Tutto questo basterebbe da solo a definire un successo l’annata del ciclismo azzurra. A questo va poi aggiunto il trionfo di Elisa Balsamo che nelle Fiandre si è portata a casa il titolo di Campionessa del Mondo, alla faccia delle favoritissime olandesi. Poi quello dello stesso Colbrelli nel Campionato Europeo. E, in ultimo, i trionfi di Ganna alle Olimpiadi ed ai Mondiali di inseguimento.
Quindi, arrivati a fine stagione con il Giro di Lombardia alle spalle (e l’ottimo secondo posto di Masnada) ed in fase di bilanci, dal punto di vista dei risultati la stagione del ciclismo italiano è positiva.
Questo malgrado la miseria di atleti di livello nelle corse a tappe dove al massimo possiamo puntare a qualche vittoria di tappa. Ma…
Ciclismo italiano, che risultati! Ma c’è il “caso Cassani”
C’è però un «ma» su tutto. E non stiamo parlando di quanto succede in strada, piuttosto fuori, nei corridoi della Federazione. Parliamo ovviamente del «Caso-Cassani», il tira e molla tra i vertici e ormai l’ex ct della Nazionale di ciclismo.
Da poche ore infatti la parola fine è arrivata. A metterla lo stesso Cassani che ha rifiutato l’incarico di Presidente della Ciclistica Servizi.
Ciclismo, Cassani spiega le ragione della rottura con la federazione
Su fb Davide Cassani ha spiegato le ragioni del suo no: «Io sono un uomo da strada e non da scrivania, è questa essenzialmente la ragione per cui io non posso e non voglio andare contro me stesso, non posso ignorare quello che sono e soprattutto quello che non so fare». Parole educate, di un uomo educato che però non raccontano tutto.
Nel raccontare questa storia servono dei passi indietro a cominciare dalle burrascose Olimpiadi con Cassani che lascia Tokyo nero di rabbia, di fatto cacciato, senza dirlo apertamente, dal suo ruolo.

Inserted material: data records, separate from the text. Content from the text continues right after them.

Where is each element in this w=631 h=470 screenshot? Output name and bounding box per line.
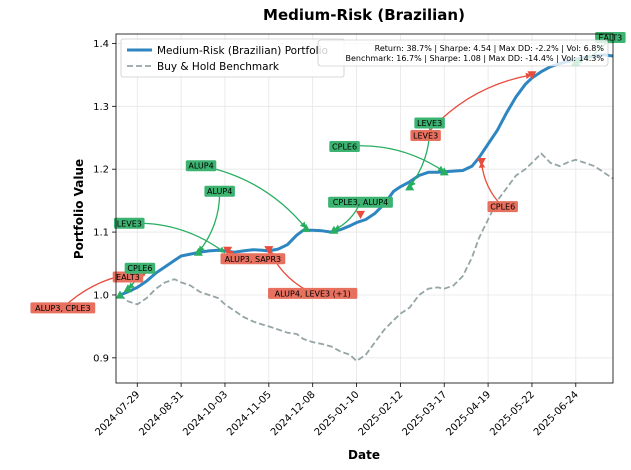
benchmark-layer <box>119 152 614 362</box>
buy-marker <box>329 225 339 234</box>
sell-marker <box>527 71 537 80</box>
annotation-arrowhead <box>218 246 225 253</box>
stats-line-benchmark: Benchmark: 16.7% | Sharpe: 1.08 | Max DD… <box>345 54 604 63</box>
annotation-label: ALUP3, CPLE3 <box>35 304 90 313</box>
stats-line-portfolio: Return: 38.7% | Sharpe: 4.54 | Max DD: -… <box>375 44 605 53</box>
grid <box>116 34 613 383</box>
annotation-label-bg <box>220 253 286 265</box>
x-tick-label: 2024-11-05 <box>225 389 274 438</box>
annotation-arrow <box>409 122 431 188</box>
buy-marker <box>193 247 203 256</box>
annotation-arrow <box>200 165 307 229</box>
y-axis-title: Portfolio Value <box>72 159 86 259</box>
buy-marker <box>439 167 449 176</box>
y-tick-label: 1.4 <box>93 39 109 50</box>
x-tick-label: 2025-06-24 <box>532 389 581 438</box>
annotation-label: CPLE3, ALUP4 <box>333 198 388 207</box>
annotation-label-bg <box>30 302 96 314</box>
annotation-label-bg <box>410 130 441 142</box>
annotation-label-bg <box>112 271 144 283</box>
buy-marker <box>405 182 415 191</box>
portfolio-line <box>119 53 614 297</box>
annotation-label-bg <box>114 217 145 229</box>
y-tick-label: 1.1 <box>93 228 109 239</box>
x-tick-label: 2024-07-29 <box>94 389 143 438</box>
sell-marker <box>356 210 366 219</box>
x-tick-label: 2024-10-03 <box>181 389 230 438</box>
annotation-label: LEVE3 <box>417 119 442 128</box>
legend-benchmark-label: Buy & Hold Benchmark <box>157 61 280 73</box>
plot-frame <box>115 33 614 384</box>
x-axis-title: Date <box>348 448 380 462</box>
y-tick-label: 0.9 <box>93 353 109 364</box>
y-tick-label: 1.0 <box>93 290 109 301</box>
x-tick-label: 2025-02-12 <box>357 389 406 438</box>
legend-portfolio-label: Medium-Risk (Brazilian) Portfolio <box>157 45 328 57</box>
annotation-arrowhead <box>525 72 532 80</box>
y-axis-ticks: 0.9 1.0 1.1 1.2 1.3 1.4 <box>93 39 116 364</box>
annotation-label: LEVE3 <box>117 219 142 228</box>
sell-marker <box>223 246 233 255</box>
x-axis-ticks: 2024-07-292024-08-312024-10-032024-11-05… <box>94 383 581 438</box>
annotation-label-bg <box>185 160 217 172</box>
annotation-arrowhead <box>127 282 135 289</box>
buy-marker <box>301 223 311 232</box>
portfolio-layer <box>119 53 614 297</box>
annotation-label-bg <box>204 185 235 197</box>
annotation-labels: ALUP3, CPLE3EALT3CPLE6LEVE3ALUP4ALUP4ALU… <box>30 31 626 314</box>
annotation-arrow <box>197 191 221 253</box>
x-tick-label: 2025-04-19 <box>444 389 493 438</box>
legend: Medium-Risk (Brazilian) Portfolio Buy & … <box>120 38 345 78</box>
sell-marker <box>264 246 274 255</box>
stats-box-bg <box>317 39 609 67</box>
stats-box: Return: 38.7% | Sharpe: 4.54 | Max DD: -… <box>317 39 609 67</box>
annotation-arrowhead <box>437 165 445 172</box>
annotation-label: ALUP3, SAPR3 <box>225 255 282 264</box>
y-tick-label: 1.2 <box>93 165 109 176</box>
x-tick-label: 2024-08-31 <box>137 389 186 438</box>
annotation-arrow <box>480 161 504 208</box>
annotation-label: LEVE3 <box>413 132 438 141</box>
x-tick-label: 2025-03-17 <box>400 389 449 438</box>
y-tick-label: 1.3 <box>93 102 109 113</box>
annotation-label: ALUP4, LEVE3 (+1) <box>275 289 351 298</box>
trade-markers <box>115 57 581 299</box>
annotation-label: EALT3 <box>598 33 622 42</box>
buy-marker <box>115 290 125 299</box>
annotation-label-bg <box>414 117 445 129</box>
sell-marker <box>476 158 486 167</box>
chart-title: Medium-Risk (Brazilian) <box>263 6 465 24</box>
buy-marker <box>123 284 133 293</box>
x-tick-label: 2025-01-10 <box>313 389 362 438</box>
annotation-label: ALUP4 <box>207 187 232 196</box>
annotation-label-bg <box>328 196 393 208</box>
annotation-label-bg <box>487 201 518 213</box>
annotation-label: CPLE6 <box>490 203 515 212</box>
annotation-label-bg <box>124 262 156 274</box>
annotation-label: ALUP4 <box>188 162 213 171</box>
annotation-label: EALT3 <box>116 273 140 282</box>
x-tick-label: 2024-12-08 <box>269 389 318 438</box>
annotation-label: CPLE6 <box>332 143 357 152</box>
x-tick-label: 2025-05-22 <box>488 389 537 438</box>
benchmark-line <box>119 152 614 362</box>
annotation-label: CPLE6 <box>127 264 152 273</box>
annotation-label-bg <box>268 287 358 299</box>
annotation-label-bg <box>329 141 360 153</box>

Una decisione strana, che non piace ai ciclisti affezionatissimi a Cassani, che non piace ai giornalisti di ciclismo affezionatissimi a Cassani. E così la Federazione frena, anzi, rallenta nel prendere una scelta che ha tutto il diritto di prendere tra l’altro.
Capita poi che il ciclismo italiano vive un autunno incredibile per risultati e se tra i motivi della sostituzione del ct c’erano anche i successi scarsi della Nazionale anche questo viene meno.
Lo strappo ormai è insanabile. Bisogna quindi trovare il modo di salvare la faccia, tutti quanti. Lo stratagemma, come accade in tutte le aziende del mondo: basta proporre un incarico differente, importante ma di sicuro di minor appeal per il diretto interessato ed il gioco è fatto. La Federazione ha la coscienza a posto («noi un incarico gliel’abbiamo offerto»), Cassani pure («grazie dell’offerta, ma dico no»).
Tutto a posto? No, perché in questi tira e molla diciamo che qualcuno non ci ha fatto una bella figura. Quando si prende una decisione serve appunto chiarezza, onestà, coerenza. Altrimenti si ha il dubbio che la strada presa sia quella sbagliata.